Ein Wildunfall in Herscheid hat am Mittwochmorgen, 21. Januar, die Polizei beschäftigt. Gegen 9.30 Uhr ging die Meldung ein — obwohl sich der Unfall bereits einige Stunden zuvor ereignet hatte.
„Der Fahrer war zunächst weitergefahren, Stunden später sah er dann das tote Wildschwein an der Straße und rief die Polizei“, schildert die Kreispolizeibehörde den Vorfall und betont in diesem Zusammenhang: „Ein solches Verhalten stellt einen Verstoß gegen das Landesjagdschutzgesetz Nordrhein-Westfalen dar.“
Meldepflicht nach Wildunfällen
Das Landesjagdschutzgesetz (LJG) verpflichtet Verkehrsteilnehmende dazu, verletztes Wild unverzüglich zu melden, um unnötiges Tierleid zu verhindern und eine schnelle Versorgung oder Erlösung des Tieres zu ermöglichen. „Die Polizei hat die Erreichbarkeiten der zuständigen Jäger, die sich dann um das verletzte oder tote Tier kümmert können“, macht die Behörde deutlich, wie wichtig es ist, nach einem Wildunfall umgehend die Polizei zu kontaktieren.

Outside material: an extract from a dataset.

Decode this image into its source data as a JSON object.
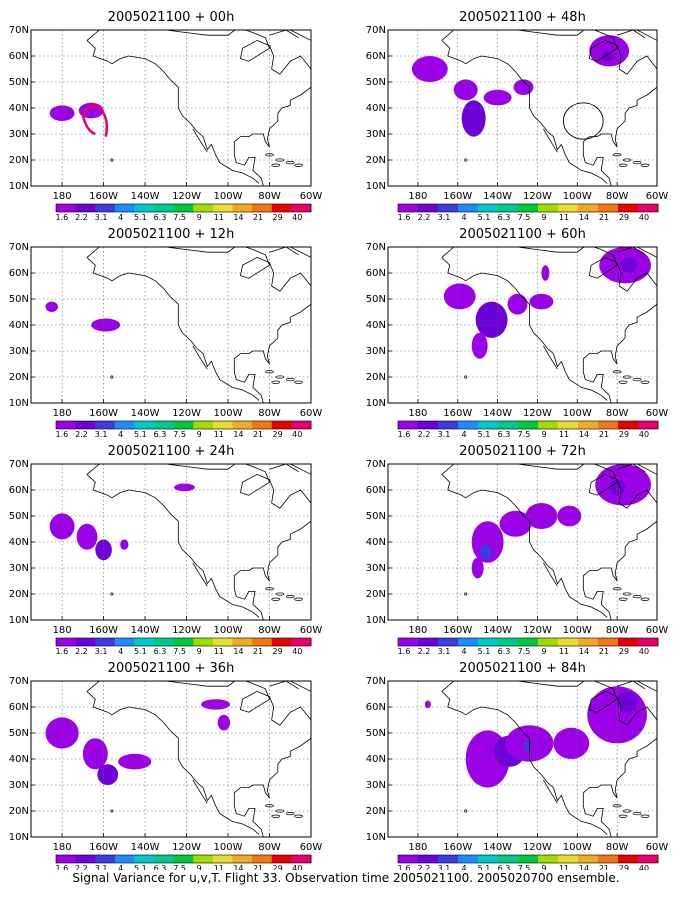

Auch ohne Blechschaden melden
Der aktuelle Fall sei kein Einzelfall, teilt die Polizei mit. Immer wieder würden Wildunfälle erst verspätet oder gar nicht gemeldet. „Aber auch wenn am Fahrzeug kein Schaden entstanden ist, muss die Polizei verständigt werden“, betont die Behörde. Unterlassene Meldungen könnten nicht nur Tierleid verlängern, sondern auch rechtliche und finanzielle Konsequenzen nach sich ziehen.

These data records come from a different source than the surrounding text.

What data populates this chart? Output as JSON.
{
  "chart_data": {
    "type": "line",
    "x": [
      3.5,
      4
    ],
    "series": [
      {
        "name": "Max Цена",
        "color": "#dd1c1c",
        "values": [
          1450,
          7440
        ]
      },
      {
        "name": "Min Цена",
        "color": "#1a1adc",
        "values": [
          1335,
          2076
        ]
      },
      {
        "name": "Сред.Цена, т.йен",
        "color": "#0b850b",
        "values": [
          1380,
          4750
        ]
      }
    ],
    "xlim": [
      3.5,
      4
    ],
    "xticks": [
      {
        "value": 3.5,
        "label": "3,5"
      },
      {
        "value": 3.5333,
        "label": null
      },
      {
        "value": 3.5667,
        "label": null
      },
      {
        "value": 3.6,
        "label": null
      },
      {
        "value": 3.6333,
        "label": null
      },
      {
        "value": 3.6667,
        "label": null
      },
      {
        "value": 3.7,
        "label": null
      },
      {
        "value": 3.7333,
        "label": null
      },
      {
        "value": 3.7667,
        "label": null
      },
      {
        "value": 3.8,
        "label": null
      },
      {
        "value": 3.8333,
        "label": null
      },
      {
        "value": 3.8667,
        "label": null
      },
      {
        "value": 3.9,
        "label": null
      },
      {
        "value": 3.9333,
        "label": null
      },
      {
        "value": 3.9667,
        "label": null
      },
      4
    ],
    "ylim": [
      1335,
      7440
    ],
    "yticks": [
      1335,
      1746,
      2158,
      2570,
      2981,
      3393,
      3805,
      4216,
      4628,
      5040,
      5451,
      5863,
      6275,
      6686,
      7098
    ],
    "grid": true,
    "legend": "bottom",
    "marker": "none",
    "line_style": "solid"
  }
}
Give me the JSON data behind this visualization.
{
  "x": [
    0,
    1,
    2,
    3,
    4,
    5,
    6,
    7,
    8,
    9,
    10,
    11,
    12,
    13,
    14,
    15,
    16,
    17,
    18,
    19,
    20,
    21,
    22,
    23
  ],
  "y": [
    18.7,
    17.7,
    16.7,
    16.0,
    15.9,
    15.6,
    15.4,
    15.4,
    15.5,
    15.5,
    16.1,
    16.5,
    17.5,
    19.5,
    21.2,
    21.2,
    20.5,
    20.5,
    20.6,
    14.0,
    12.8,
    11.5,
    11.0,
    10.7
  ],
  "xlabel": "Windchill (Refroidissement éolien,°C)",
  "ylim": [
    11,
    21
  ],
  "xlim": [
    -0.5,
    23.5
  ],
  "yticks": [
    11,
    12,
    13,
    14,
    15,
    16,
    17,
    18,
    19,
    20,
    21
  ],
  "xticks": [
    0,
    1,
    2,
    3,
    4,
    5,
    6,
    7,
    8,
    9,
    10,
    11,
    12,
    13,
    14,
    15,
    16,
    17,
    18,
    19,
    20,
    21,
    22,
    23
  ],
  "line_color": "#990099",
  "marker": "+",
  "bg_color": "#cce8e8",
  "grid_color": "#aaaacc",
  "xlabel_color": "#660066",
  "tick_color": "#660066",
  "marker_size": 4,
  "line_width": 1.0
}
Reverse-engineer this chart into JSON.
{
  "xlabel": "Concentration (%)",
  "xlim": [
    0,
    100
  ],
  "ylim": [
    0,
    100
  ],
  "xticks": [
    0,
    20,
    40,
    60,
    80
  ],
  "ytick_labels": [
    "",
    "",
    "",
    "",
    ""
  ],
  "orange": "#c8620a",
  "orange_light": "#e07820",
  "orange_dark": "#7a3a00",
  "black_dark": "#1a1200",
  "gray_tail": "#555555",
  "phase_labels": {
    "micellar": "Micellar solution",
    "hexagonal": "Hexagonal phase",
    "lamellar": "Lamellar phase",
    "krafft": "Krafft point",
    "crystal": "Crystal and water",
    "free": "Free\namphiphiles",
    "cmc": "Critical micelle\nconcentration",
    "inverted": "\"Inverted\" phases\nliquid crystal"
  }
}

Information im Seniorenkino
Um weiter über das richtige Verhalten bei Wildunfällen aufzuklären, kündigt die Polizei eine Informationsveranstaltung an. Beim nächsten Seniorenkino am Mittwoch, 4. Februar, im Filmpalast Iserlohn will sie gemeinsam mit einem Experten erläutern, wie man sich nach einem Wildkontakt korrekt verhält und worauf besonders zu achten ist.